As e-commerce eats up an increasingly large share of retail sales, warehouses remain in high demand.
This was the assessment of experts at RERC, a SitusAMC company, who recently discussed some property type valuation trends in the commercial real estate (CRE) market. Their conclusions were included in the November 2019 RERC Real Estate Report, “Global Realities.”
- Unemployment is hovering around 50-year lows, supporting the office sector; however, leading indicators of business and CEO confidence have declined in 2019, indicating pessimism about future office performance.
- Changes in the office sector are contributing to a wider spread between haves and have-nots. Bifurcation typically increases before, and especially during, a downturn. With tenant improvements (Tis) and concessions on the rise, buildings that can be easily adapted are in high demand.
- Demographic and employment trends are presenting secular headwinds for the sector; the baby boomers are getting ready to retire in droves and tenants continue to reduce their footprints as communal spaces become more popular and technology impacts the way people work and use spaces.
- Slowing employment growth will decrease demand for office space and put pressure on rent growth. We anticipate limited growth in the sector, but not a major correction.
- The demise of WeWork could result in a flood of excess space in the market. NYC, San Francisco and Seattle have the greatest WeWork exposure, but the effect on the value of office space isn’t clear yet.
- Record low unemployment and continued wage growth is supporting consumer spending and growth in online sales, boosting demand for warehouses.
- However, U.S. manufacturing activity slowed to a 10-year low in September 2019 and is contracting due to trade war fears. U.S. industrial production has generally declined since December 2018, with large declines between August and October 2019 and decreases across all major market and industry groups.
- Industrial markets that rely on international trade will be the most hurt by the trade wars, while industrial centers along major arterial highways and those that can provide last-mile logistics are trading at a premium.
- The industrial sector remains the highest performing property type, with strong fundamentals and investor demand, as the online shopping trend continues to be a big disruptor in retail sales. This is boosting demand for industrial warehouses, especially those that can provide last-mile logistics.

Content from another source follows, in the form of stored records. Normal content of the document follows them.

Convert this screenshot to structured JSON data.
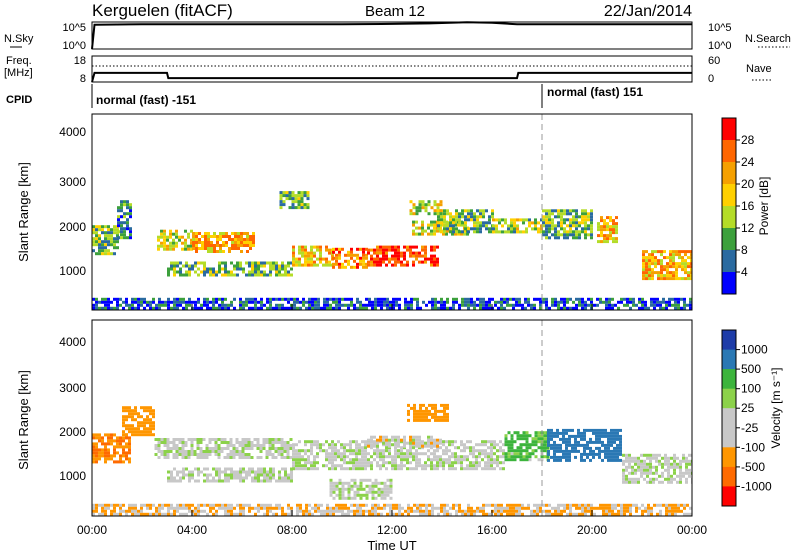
{
  "header": {
    "station": "Kerguelen (fitACF)",
    "beam": "Beam 12",
    "date": "22/Jan/2014"
  },
  "noise_panel": {
    "left_label": "N.Sky",
    "right_label": "N.Search",
    "y_ticks_left": [
      "10^5",
      "10^0"
    ],
    "y_ticks_right": [
      "10^5",
      "10^0"
    ]
  },
  "freq_panel": {
    "left_label_1": "Freq.",
    "left_label_2": "[MHz]",
    "right_label": "Nave",
    "y_ticks_left": [
      "18",
      "8"
    ],
    "y_ticks_right": [
      "60",
      "0"
    ]
  },
  "cpid_panel": {
    "label": "CPID",
    "segments": [
      {
        "text": "normal (fast) -151",
        "start_hour": 0
      },
      {
        "text": "normal (fast) 151",
        "start_hour": 18
      }
    ]
  },
  "power_panel": {
    "ylabel": "Slant Range [km]",
    "y_ticks": [
      "4000",
      "3000",
      "2000",
      "1000"
    ],
    "colorbar_label": "Power [dB]",
    "colorbar_ticks": [
      "28",
      "24",
      "20",
      "16",
      "12",
      "8",
      "4"
    ]
  },
  "velocity_panel": {
    "ylabel": "Slant Range [km]",
    "y_ticks": [
      "4000",
      "3000",
      "2000",
      "1000"
    ],
    "colorbar_label": "Velocity [m s⁻¹]",
    "colorbar_ticks": [
      "1000",
      "500",
      "100",
      "25",
      "-25",
      "-100",
      "-500",
      "-1000"
    ]
  },
  "x_axis": {
    "ticks": [
      "00:00",
      "04:00",
      "08:00",
      "12:00",
      "16:00",
      "20:00",
      "00:00"
    ],
    "label": "Time UT"
  },
  "colors": {
    "power_scale": [
      "#ff0000",
      "#ff6600",
      "#f5a000",
      "#ffd000",
      "#b4dc28",
      "#3ca03c",
      "#2a6aa0",
      "#0000ff"
    ],
    "velocity_scale": [
      "#1e3ca8",
      "#2a78b4",
      "#3cb43c",
      "#8cd24a",
      "#c8c8c8",
      "#c8c8c8",
      "#ff9600",
      "#ff6a00",
      "#ff0000"
    ]
  },
  "chart_data": [
    {
      "type": "line",
      "title": "Kerguelen (fitACF) Beam 12 22/Jan/2014",
      "series": [
        {
          "name": "N.Sky",
          "x": [
            0,
            0.1,
            2,
            4,
            6,
            8,
            10,
            12,
            13.5,
            15,
            16,
            17,
            18,
            20,
            22,
            24
          ],
          "y_log10": [
            0,
            4.5,
            4.6,
            4.6,
            4.6,
            4.6,
            4.6,
            4.65,
            4.75,
            4.95,
            4.85,
            4.6,
            4.6,
            4.6,
            4.6,
            4.6
          ]
        }
      ],
      "ylabel": "N.Sky",
      "ylim_log10": [
        0,
        5
      ],
      "xlim": [
        0,
        24
      ]
    },
    {
      "type": "line",
      "series": [
        {
          "name": "Freq.",
          "x": [
            0,
            0.1,
            3,
            3.05,
            17,
            17.05,
            24
          ],
          "y": [
            8,
            11.5,
            11.5,
            9.5,
            9.5,
            11.5,
            11.5
          ]
        }
      ],
      "ylabel": "Freq. [MHz]",
      "ylim": [
        8,
        18
      ],
      "xlim": [
        0,
        24
      ]
    },
    {
      "type": "heatmap",
      "variable": "Power [dB]",
      "xlabel": "Time UT",
      "ylabel": "Slant Range [km]",
      "xlim": [
        0,
        24
      ],
      "ylim": [
        180,
        4500
      ],
      "color_range": [
        0,
        30
      ],
      "bands": [
        {
          "t0": 0.0,
          "t1": 1.0,
          "r0": 1450,
          "r1": 2050,
          "v": 12
        },
        {
          "t0": 1.0,
          "t1": 1.6,
          "r0": 1800,
          "r1": 2600,
          "v": 8
        },
        {
          "t0": 2.6,
          "t1": 4.0,
          "r0": 1500,
          "r1": 1950,
          "v": 16
        },
        {
          "t0": 4.0,
          "t1": 6.5,
          "r0": 1500,
          "r1": 1900,
          "v": 20
        },
        {
          "t0": 3.0,
          "t1": 8.0,
          "r0": 950,
          "r1": 1250,
          "v": 12
        },
        {
          "t0": 8.0,
          "t1": 9.6,
          "r0": 1200,
          "r1": 1600,
          "v": 18
        },
        {
          "t0": 9.6,
          "t1": 11.0,
          "r0": 1150,
          "r1": 1550,
          "v": 22
        },
        {
          "t0": 11.0,
          "t1": 13.8,
          "r0": 1150,
          "r1": 1600,
          "v": 26
        },
        {
          "t0": 12.8,
          "t1": 15.0,
          "r0": 1850,
          "r1": 2150,
          "v": 16
        },
        {
          "t0": 13.8,
          "t1": 16.0,
          "r0": 1900,
          "r1": 2400,
          "v": 12
        },
        {
          "t0": 16.0,
          "t1": 18.0,
          "r0": 1900,
          "r1": 2200,
          "v": 14
        },
        {
          "t0": 18.0,
          "t1": 20.0,
          "r0": 1800,
          "r1": 2400,
          "v": 12
        },
        {
          "t0": 20.2,
          "t1": 21.0,
          "r0": 1700,
          "r1": 2250,
          "v": 18
        },
        {
          "t0": 22.0,
          "t1": 24.0,
          "r0": 900,
          "r1": 1500,
          "v": 20
        },
        {
          "t0": 7.5,
          "t1": 8.6,
          "r0": 2450,
          "r1": 2800,
          "v": 12
        },
        {
          "t0": 12.7,
          "t1": 14.0,
          "r0": 2300,
          "r1": 2600,
          "v": 16
        },
        {
          "t0": 0.0,
          "t1": 24.0,
          "r0": 200,
          "r1": 450,
          "v": 6
        }
      ]
    },
    {
      "type": "heatmap",
      "variable": "Velocity [m s-1]",
      "xlabel": "Time UT",
      "ylabel": "Slant Range [km]",
      "xlim": [
        0,
        24
      ],
      "ylim": [
        180,
        4500
      ],
      "color_range": [
        -1000,
        1000
      ],
      "bands": [
        {
          "t0": 0.0,
          "t1": 1.5,
          "r0": 1400,
          "r1": 2000,
          "v": -300
        },
        {
          "t0": 1.2,
          "t1": 2.5,
          "r0": 2000,
          "r1": 2600,
          "v": -200
        },
        {
          "t0": 2.5,
          "t1": 8.0,
          "r0": 1450,
          "r1": 1900,
          "v": 0
        },
        {
          "t0": 3.0,
          "t1": 8.0,
          "r0": 950,
          "r1": 1250,
          "v": 0
        },
        {
          "t0": 8.0,
          "t1": 16.5,
          "r0": 1250,
          "r1": 1850,
          "v": 0
        },
        {
          "t0": 11.0,
          "t1": 14.0,
          "r0": 1750,
          "r1": 1950,
          "v": -20
        },
        {
          "t0": 12.6,
          "t1": 14.2,
          "r0": 2300,
          "r1": 2650,
          "v": -150
        },
        {
          "t0": 16.5,
          "t1": 18.2,
          "r0": 1450,
          "r1": 2050,
          "v": 80
        },
        {
          "t0": 18.2,
          "t1": 21.2,
          "r0": 1400,
          "r1": 2100,
          "v": 400
        },
        {
          "t0": 21.2,
          "t1": 24.0,
          "r0": 900,
          "r1": 1550,
          "v": 0
        },
        {
          "t0": 9.5,
          "t1": 12.0,
          "r0": 600,
          "r1": 1000,
          "v": 0
        },
        {
          "t0": 0.0,
          "t1": 24.0,
          "r0": 200,
          "r1": 450,
          "v": -60
        }
      ]
    }
  ]
}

- The face of the industrial sector is changing as technological trends take hold in the supply chain. Space efficiency is key with properties needing to accommodate thinner forklifts, increased minimum heights that allow for high stacking and little to no space between aisles. Multistory warehouses may be a solution to a lack of available land for industrial spaces. Cold storage is another popular trend in the industry, especially as grocery delivery (e.g., AmazonFresh) gains in popularity.
- Steady employment and wage growth combined with low inflation have lifted consumer confidence and supported consumer spending, but recently momentum has been slowing across these indicators. The retail industry is also benefiting from a quarter over quarter (QoQ) and year over year (YoY) increase in disposable personal income and personal consumption expenditures in 3Q 2019; the Consumer Confidence Index has been down throughout 3Q compared to the earlier part of the year, but remains near pre-recession highs.
- The trend continues to be transforming abandoned big box or anchor tenant space into entertainment-use space. Developers are doing anything to contribute to the live-work-play focus of many of these new mixed-use retail redevelopments.
- Experiential retail, retail concepts that include a restaurant, full bar, event space and activity space (bowling lanes, arcade games, music stage, etc.), have been coming in to mall anchor stores or outdoor shopping centers. These tenants help retail properties by occupying once-vacant space and contribute to the success of the center as they draw large crowds for various events.
- The e-commerce revolution has led, in large part, to the decline of traditional large brick-and-mortar stores. E-commerce increased nearly 17% YoY in 3Q 2019. Over 9,000 physical stores are expected to close by the end of 2019, most coming from large format stores like Kmart and Sears or traditional mall occupants like Victoria’s Secret, Forever 21, Gap and Charlotte Russe.
- Bifurcation in the retail market is due to changing consumer preferences, underlying consumer demand and the prevalence of online shopping. It is a tale of the haves and have-nots. There are thriving, high-quality properties in desirable locations, but these spaces are hard to find. Lower-quality properties are becoming obsolete. At this stage in the cycle, determining which tenants will survive the so-called retail apocalypse is critical.
- Lack of affordable housing is a national issue keeping more people in apartments. Strong demand, coupled with exceptionally low unemployment and a recent increase in wage growth, has led to high rent growth.
- However, the top of the market has been challenged with concessions continuing for high-end apartments. Investors and landlords are relying on value-add plays and more amenities.
- Many investors are trying to sell because they don’t see rents growing any further. The value of top-tier apartments has stagnated and many investors are trying to sell them; even some secondary markets are feeling the pressure.